Héctor Contreras Organista (Chilpancingo, 1946) nació como locutor en 1961, con la creación de la XELI, la primera estación radial de Chilpancingo. Héctor tenía 15 años, el alma musical y una voz resonante y agradable que inmediatamente fue aceptada por los radioescuchas capitalinos. Un año después, Héctor participaba –como locutor– en la XEPI, de Tixtla, otra empresa novedosa en el centro de Guerrero.
Apenas tramitó y le extendieron su licencia de locutor profesional –en 1967–, ingresó a Radio Cadena Nacional –en su sede de Oaxaca–, en la que permaneció dos años. Luego se fue como jefe de producción a Radio Moderna, de Tijuana. En el terruño, reinició noticieros y programas musicales en la XELI y empezó a gustarle el periodismo escrito. En 1975 editó Semana, y en 1990 Cosmos. De 1997 datan los primeros números del semanario El Chilpancingueño. En Tlapa fundó Presente! Se me olvidaba que du-rante 25 años, Héctor fue reportero de El Diario de Guerrero, editado en Chilpancingo por Héctor García Cantú, con quien en 1971 se fue a Zihuatanejo a echar a andar lo que terminaría llamándose El Diario de Zihuatanejo.
Contreras, pero muy Or-ganista, anduvo de jefe de prensa en el ayuntamiento y de maestro de ceremonias en la campaña política de Luis Echeverría y José López Portillo.
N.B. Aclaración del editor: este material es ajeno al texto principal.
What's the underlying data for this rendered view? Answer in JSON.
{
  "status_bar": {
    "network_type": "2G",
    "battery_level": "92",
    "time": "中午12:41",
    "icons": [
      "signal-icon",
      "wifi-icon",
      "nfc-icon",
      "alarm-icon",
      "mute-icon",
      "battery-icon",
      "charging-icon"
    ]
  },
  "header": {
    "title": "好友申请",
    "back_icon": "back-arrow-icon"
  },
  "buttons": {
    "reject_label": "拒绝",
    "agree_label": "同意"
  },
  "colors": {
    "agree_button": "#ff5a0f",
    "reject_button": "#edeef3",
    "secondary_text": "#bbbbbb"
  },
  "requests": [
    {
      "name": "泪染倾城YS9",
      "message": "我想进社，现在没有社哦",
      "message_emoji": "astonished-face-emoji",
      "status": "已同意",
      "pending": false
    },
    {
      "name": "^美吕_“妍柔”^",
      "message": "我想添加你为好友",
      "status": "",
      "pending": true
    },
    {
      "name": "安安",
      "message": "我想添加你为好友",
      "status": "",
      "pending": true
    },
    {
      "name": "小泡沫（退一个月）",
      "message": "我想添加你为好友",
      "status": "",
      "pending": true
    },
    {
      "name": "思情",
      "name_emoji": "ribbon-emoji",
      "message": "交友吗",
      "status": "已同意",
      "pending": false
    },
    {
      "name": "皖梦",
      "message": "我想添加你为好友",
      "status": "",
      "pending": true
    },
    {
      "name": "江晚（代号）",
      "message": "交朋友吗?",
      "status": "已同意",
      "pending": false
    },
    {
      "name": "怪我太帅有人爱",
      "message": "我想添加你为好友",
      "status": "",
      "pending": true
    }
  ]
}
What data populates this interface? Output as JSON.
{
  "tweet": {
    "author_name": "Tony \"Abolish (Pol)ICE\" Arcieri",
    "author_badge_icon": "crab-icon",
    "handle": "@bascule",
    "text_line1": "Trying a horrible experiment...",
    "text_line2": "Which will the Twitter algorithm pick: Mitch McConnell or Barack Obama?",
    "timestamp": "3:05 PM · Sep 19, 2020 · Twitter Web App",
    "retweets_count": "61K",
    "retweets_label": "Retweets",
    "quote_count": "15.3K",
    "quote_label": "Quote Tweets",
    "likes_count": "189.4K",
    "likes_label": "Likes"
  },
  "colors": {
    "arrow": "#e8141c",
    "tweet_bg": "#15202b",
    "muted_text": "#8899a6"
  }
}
Fue digno dirigente de la Sección 14 del Sindicato de Redactores de la Prensa y en dos ocasiones ha recibido el Premio Estatal de Periodismo (en Nota Informativa).
Entre los libros que Héctor ha publicado están: Alcohólicos Anó-nimos en Chilpancingo (1995), Copias al carbón. El extraño mundo de los teporochos (1995) y El anexo: ¿Recuperación o muerte del alcohólico? (1998). Los tengo junto a la computadora, sin abrirlos, al fin y al cabo ya su título nos habla de su tremendo contenido y –de paso (de 12 pasos, pues)– del servicio social que Héctor Contreras presta donde se necesita y puede. La abstemiedad no lo ha vuelto un padrino indeseable, ni un moralino exacerbado y de buena fuente sé que si está de vena hasta una botella llega a invitarle a sus amigos borrachotes. La anécdota que viene se llama De Cuando Héctor Tenía Mucha Prisa y la contaré como me acuerde:
Ese mediodía Héctor se presentó crudísimo a la XELI. Su programa era de complacencias musicales y duraba una hora: de 12 a 13. A las 12 y cuarto, después de algunas melodías y muchos comerciales, en cabina Héctor anunció que eran las 12 y veinte. A las 12:20 dijo que faltaban dos minutos para la media, y a las 12:30 aseguró que en ese momento faltaba justamente un cuarto para la una de la tarde. A eso de las 12:40, en cuanto advirtió que llegaba el locutor del turno que seguía, dijo que ya era la una de la tarde y se despidió de los radioescuchas olímpicamente.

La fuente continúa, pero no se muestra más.